La spiegazione sembrò lasciarli più di stucco che altro e Chanej poté capire la confusione sui loro visi. Non era la prima volta che doveva fare quella spiegazione, soprattutto quando durante un lavoretto estivo in una libreria, la proprietaria le aveva chiesto di evocare dei fiori che non appassissero mai. Inutile dire che non l'aveva fatto. Era il miglior modo per spiegarlo. "Quindi cosa sapete fare tutte voi?" chiese Adriano. Fu Kizia a prendere la parola. "Tibu è una strega di una tribù sciamanica, quindi sì, c'è una componente culturale nel suo caso. Per il resto, Pallia si sta specializzando in voudou, io in sciamanesimo e voudou, mentre Chanej si occupa di interpretazione e uso di rune, anche detta magia runica".

"Ecco cos'era quella cosa che hai fatto prima con le mani" disse Ibahim indicando Chanej. "Ti ho vista e non capivo cosa fosse". Chanej annuì. "Non è uno stile grandioso o famoso, ma è una disciplina estremamente interessante".
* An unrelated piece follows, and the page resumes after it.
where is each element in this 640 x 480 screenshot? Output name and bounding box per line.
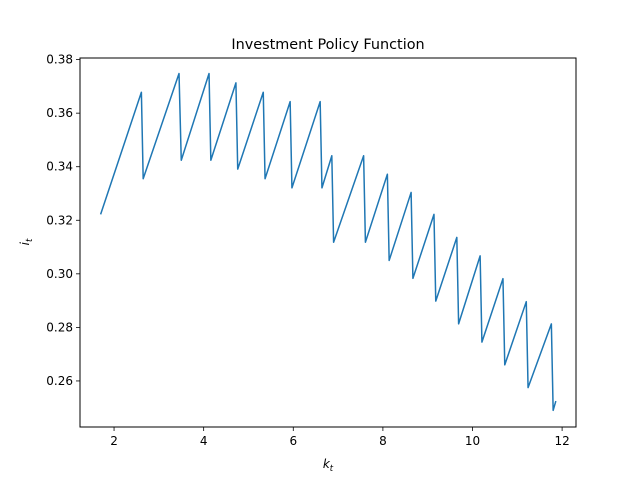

"Di fatto guarda manoscritti tutto il giorno e poi gesticola come una pazza" tagliò corto Tibu. "Pallia fa bamboline a maglia e poi dà loro fuoco. Io osservo la natura e lascio che la sua immensa forza vitale mi pervada". Kizia e Chanej risero alla definizione di quello avevano sempre definito "veganismo magico". Livia colse invece la palla al balzo. "Aspetta, tu hai detto che ne hai due. Lo ha detto il professore anche, in classe". Fu come offrirle un complimento impagabile, Kizia si scostò una ciocca di capelli e la mise dietro un orecchio, evitando di guardare direttamente gli interlocutori. "Bhe, diciamo che il mio sogno sarebbe completare entrambe le specializzazioni e poi procedere con una tesi sperimentale".

Chanej le lanciò uno sbuffò d'aria addosso con un movimento della mano. "Falsa timida, mamma mia. Quanto sei falsa", e Kizia le rispose con una fronte corrucciata dall'aspetto molto poco serio e molto vittoriano. Forse erano le labbrucce a cuore o forse erano le sopracciglia brevi e bionde a creare quell'immagine da bambinetta spaesata. Lei rise. Loro risero. Tutti risero. Era strano, sì. Ma era bello. Fuori dal bar ormai era completamente buio tranne che per le luci delle insegne del quartiere studentesco e per i fari lontani dell'ultimo tram.